All creative people have an artist of sorts that they admire, and for me, that artist is Leonardo Da Vinci.  He is a role model for me because when he was alive, his creative pursuits went above and beyond what was acceptable or even possible during the era in which he lived, and he didn't let others' opinions of him stop him from doing what he wanted to do.  He was very ambitious, and that is something we both have in common.  The main source of regular inspiration for me, though, is my mother.  She gave birth to me, and ever since I was little, she has always supported everything (okay, almost everything) that I set my mind to, and she constantly encourages me to keep up the good work. 

The formal definition of a muse according to Dictionary.com is this: "the goddess or the power regarded as inspiring a poet, artist, thinker, or the like." My muse is an author named Laurell K. Hamilton.  She has written many best-selling adult-romance novels, such as the Anita Blake series and the Merry Gentry series.  Ever since I first started reading her work, I fell in love with her writing style and how she has her characters engage in conversations with each other.  The dialogue in all of her novels is always very believable, and when I write, I try to give my characters their own voices as much as I possibly can.  That being said, my ideal creative activity is writing short stories.  I feel that my best writing comes through in short stories because I have to sum up a lot of events in fewer pages, so my descriptions tend to be better and more to-the-point.

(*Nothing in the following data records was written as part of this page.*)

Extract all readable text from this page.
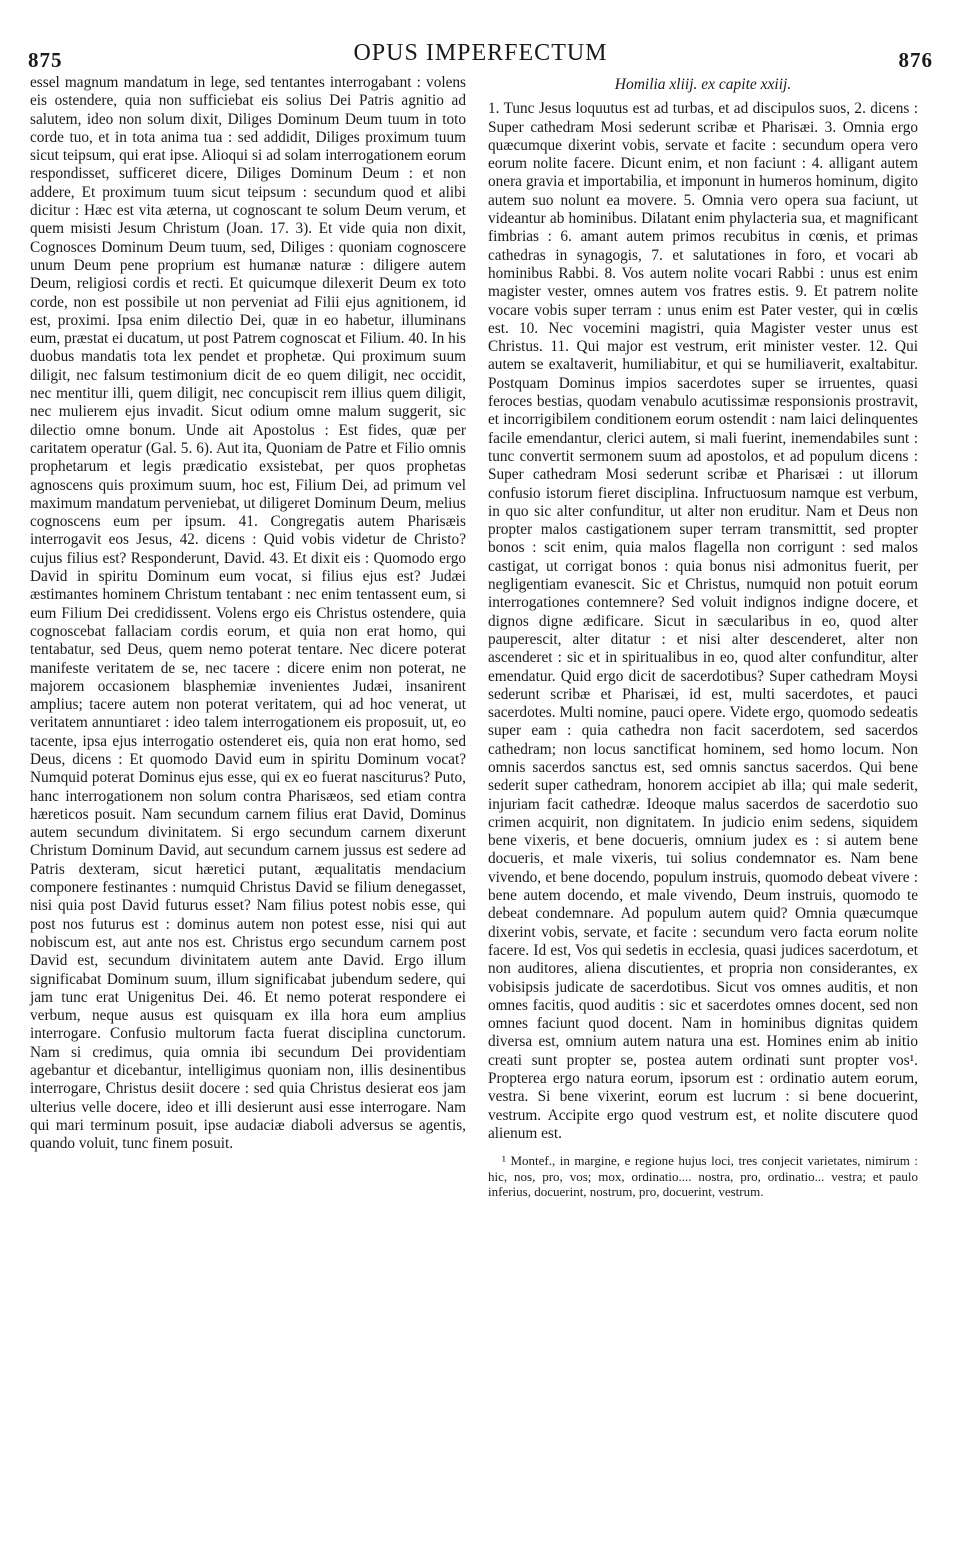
875	OPUS IMPERFECTUM	876

essel magnum mandatum in lege, sed tentantes interrogabant : volens eis ostendere, quia non sufficiebat eis solius Dei Patris agnitio ad salutem, ideo non solum dixit, Diliges Dominum Deum tuum in toto corde tuo, et in tota anima tua : sed addidit, Diliges proximum tuum sicut teipsum, qui erat ipse. Alioqui si ad solam interrogationem eorum respondisset, sufficeret dicere, Diliges Dominum Deum : et non addere, Et proximum tuum sicut teipsum : secundum quod et alibi dicitur : Hæc est vita æterna, ut cognoscant te solum Deum verum, et quem misisti Jesum Christum (Joan. 17. 3). Et vide quia non dixit, Cognosces Dominum Deum tuum, sed, Diliges : quoniam cognoscere unum Deum pene proprium est humanæ naturæ : diligere autem Deum, religiosi cordis et recti. Et quicumque dilexerit Deum ex toto corde, non est possibile ut non perveniat ad Filii ejus agnitionem, id est, proximi. Ipsa enim dilectio Dei, quæ in eo habetur, illuminans eum, præstat ei ducatum, ut post Patrem cognoscat et Filium. 40. In his duobus mandatis tota lex pendet et prophetæ. Qui proximum suum diligit, nec falsum testimonium dicit de eo quem diligit, nec occidit, nec mentitur illi, quem diligit, nec concupiscit rem illius quem diligit, nec mulierem ejus invadit. Sicut odium omne malum suggerit, sic dilectio omne bonum. Unde ait Apostolus : Est fides, quæ per caritatem operatur (Gal. 5. 6). Aut ita, Quoniam de Patre et Filio omnis prophetarum et legis prædicatio exsistebat, per quos prophetas agnoscens quis proximum suum, hoc est, Filium Dei, ad primum vel maximum mandatum perveniebat, ut diligeret Dominum Deum, melius cognoscens eum per ipsum. 41. Congregatis autem Pharisæis interrogavit eos Jesus, 42. dicens : Quid vobis videtur de Christo? cujus filius est? Responderunt, David. 43. Et dixit eis : Quomodo ergo David in spiritu Dominum eum vocat, si filius ejus est? Judæi æstimantes hominem Christum tentabant : nec enim tentassent eum, si eum Filium Dei credidissent. Volens ergo eis Christus ostendere, quia cognoscebat fallaciam cordis eorum, et quia non erat homo, qui tentabatur, sed Deus, quem nemo poterat tentare. Nec dicere poterat manifeste veritatem de se, nec tacere : dicere enim non poterat, ne majorem occasionem blasphemiæ invenientes Judæi, insanirent amplius; tacere autem non poterat veritatem, qui ad hoc venerat, ut veritatem annuntiaret : ideo talem interrogationem eis proposuit, ut, eo tacente, ipsa ejus interrogatio ostenderet eis, quia non erat homo, sed Deus, dicens : Et quomodo David eum in spiritu Dominum vocat? Numquid poterat Dominus ejus esse, qui ex eo fuerat nasciturus? Puto, hanc interrogationem non solum contra Pharisæos, sed etiam contra hæreticos posuit. Nam secundum carnem filius erat David, Dominus autem secundum divinitatem. Si ergo secundum carnem dixerunt Christum Dominum David, aut secundum carnem jussus est sedere ad Patris dexteram, sicut hæretici putant, æqualitatis mendacium componere festinantes : numquid Christus David se filium denegasset, nisi quia post David futurus esset? Nam filius potest nobis esse, qui post nos futurus est : dominus autem non potest esse, nisi qui aut nobiscum est, aut ante nos est. Christus ergo secundum carnem post David est, secundum divinitatem autem ante David. Ergo illum significabat Dominum suum, illum significabat jubendum sedere, qui jam tunc erat Unigenitus Dei. 46. Et nemo poterat respondere ei verbum, neque ausus est quisquam ex illa hora eum amplius interrogare. Confusio multorum facta fuerat disciplina cunctorum. Nam si credimus, quia omnia ibi secundum Dei providentiam agebantur et dicebantur, intelligimus quoniam non, illis desinentibus interrogare, Christus desiit docere : sed quia Christus desierat eos jam ulterius velle docere, ideo et illi desierunt ausi esse interrogare. Nam qui mari terminum posuit, ipse audaciæ diaboli adversus se agentis, quando voluit, tunc finem posuit.

Homilia xliij. ex capite xxiij.

1. Tunc Jesus loquutus est ad turbas, et ad discipulos suos, 2. dicens : Super cathedram Mosi sederunt scribæ et Pharisæi. 3. Omnia ergo quæcumque dixerint vobis, servate et facite : secundum opera vero eorum nolite facere. Dicunt enim, et non faciunt : 4. alligant autem onera gravia et importabilia, et imponunt in humeros hominum, digito autem suo nolunt ea movere. 5. Omnia vero opera sua faciunt, ut videantur ab hominibus. Dilatant enim phylacteria sua, et magnificant fimbrias : 6. amant autem primos recubitus in cœnis, et primas cathedras in synagogis, 7. et salutationes in foro, et vocari ab hominibus Rabbi. 8. Vos autem nolite vocari Rabbi : unus est enim magister vester, omnes autem vos fratres estis. 9. Et patrem nolite vocare vobis super terram : unus enim est Pater vester, qui in cœlis est. 10. Nec vocemini magistri, quia Magister vester unus est Christus. 11. Qui major est vestrum, erit minister vester. 12. Qui autem se exaltaverit, humiliabitur, et qui se humiliaverit, exaltabitur. Postquam Dominus impios sacerdotes super se irruentes, quasi feroces bestias, quodam venabulo acutissimæ responsionis prostravit, et incorrigibilem conditionem eorum ostendit : nam laici delinquentes facile emendantur, clerici autem, si mali fuerint, inemendabiles sunt : tunc convertit sermonem suum ad apostolos, et ad populum dicens : Super cathedram Mosi sederunt scribæ et Pharisæi : ut illorum confusio istorum fieret disciplina. Infructuosum namque est verbum, in quo sic alter confunditur, ut alter non eruditur. Nam et Deus non propter malos castigationem super terram transmittit, sed propter bonos : scit enim, quia malos flagella non corrigunt : sed malos castigat, ut corrigat bonos : quia bonus nisi admonitus fuerit, per negligentiam evanescit. Sic et Christus, numquid non potuit eorum interrogationes contemnere? Sed voluit indignos indigne docere, et dignos digne ædificare. Sicut in sæcularibus in eo, quod alter pauperescit, alter ditatur : et nisi alter descenderet, alter non ascenderet : sic et in spiritualibus in eo, quod alter confunditur, alter emendatur. Quid ergo dicit de sacerdotibus? Super cathedram Moysi sederunt scribæ et Pharisæi, id est, multi sacerdotes, et pauci sacerdotes. Multi nomine, pauci opere. Videte ergo, quomodo sedeatis super eam : quia cathedra non facit sacerdotem, sed sacerdos cathedram; non locus sanctificat hominem, sed homo locum. Non omnis sacerdos sanctus est, sed omnis sanctus sacerdos. Qui bene sederit super cathedram, honorem accipiet ab illa; qui male sederit, injuriam facit cathedræ. Ideoque malus sacerdos de sacerdotio suo crimen acquirit, non dignitatem. In judicio enim sedens, siquidem bene vixeris, et bene docueris, omnium judex es : si autem bene docueris, et male vixeris, tui solius condemnator es. Nam bene vivendo, et bene docendo, populum instruis, quomodo debeat vivere : bene autem docendo, et male vivendo, Deum instruis, quomodo te debeat condemnare. Ad populum autem quid? Omnia quæcumque dixerint vobis, servate, et facite : secundum vero facta eorum nolite facere. Id est, Vos qui sedetis in ecclesia, quasi judices sacerdotum, et non auditores, aliena discutientes, et propria non considerantes, ex vobisipsis judicate de sacerdotibus. Sicut vos omnes auditis, et non omnes facitis, quod auditis : sic et sacerdotes omnes docent, sed non omnes faciunt quod docent. Nam in hominibus dignitas quidem diversa est, omnium autem natura una est. Homines enim ab initio creati sunt propter se, postea autem ordinati sunt propter vos¹. Propterea ergo natura eorum, ipsorum est : ordinatio autem eorum, vestra. Si bene vixerint, eorum est lucrum : si bene docuerint, vestrum. Accipite ergo quod vestrum est, et nolite discutere quod alienum est.

¹ Montef., in margine, e regione hujus loci, tres conjecit varietates, nimirum : hic, nos, pro, vos; mox, ordinatio.... nostra, pro, ordinatio... vestra; et paulo inferius, docuerint, nostrum, pro, docuerint, vestrum.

Unfortunately, in any creative field of study, there is always a lot of competition to be the best at writing any genre, and that always means there will be someone better than myself.  I know this, yet when I know someone whose writing supersedes my own, I feel genuinely threatened and strive to get even better than they are.  It is childish, I know... but it is how I am.  Perhaps it is simply part of my personality.  Another thing about my personality--which I really can't stand about myself--is how I get irritated and moody whenever I am faced with hostility, indifference, or stupidity.  I know other people are like that, too, but it gets annoying sometimes.

As a student, I thrive off of success.  When the prospect of success arises, I get so excited I can hardly contain it.  On the other hand, if there is any possibility of failure, I panic and, sometimes, I even cry.  That has caused people to pick on me in the past, so I try not to let failure bother me so much anymore, but it is difficult.  If I ever work really hard on something only to do poorly on it in the end, it hurts.  After all, when I work, I enjoy the result more than the process it takes to get there, and if the result is awful, it means I did poorly during the process, too.  That being said, there are times when I think I can accomplish things that I simply don't have the means to do.  My reach exceeds my grasp, so to speak.  For example, if I ever get a good idea for something to draw, it looks great in my mind's eye, but when I get down to drawing it, I can never let it to look as good as it looks in my mind because I simply don't have the skill to do so yet. 

Just like every other person on this planet, there are things I am afraid of.  What I am most afraid of in this world is being alone.  My family and friends are my life, and I ever needed to get by without any of them, I don't think I would be able to take it.  I fear failure, too, which is why I always try my hardest at everything I do.  I strive to master everything I enjoy doing, whether it be art or writing, in an attempt to keep failure at bay for as long as I can.  My idea of mastery is being as perfect at something as I can possibly be, and I never aim for anything less.  I have fears, yes, but I also have dreams.  My greatest dream is publishing my novel with one of the top publishing companies in the United States and becoming a bestselling author.  This is a dream I absolutely want to come true, no matter what it takes.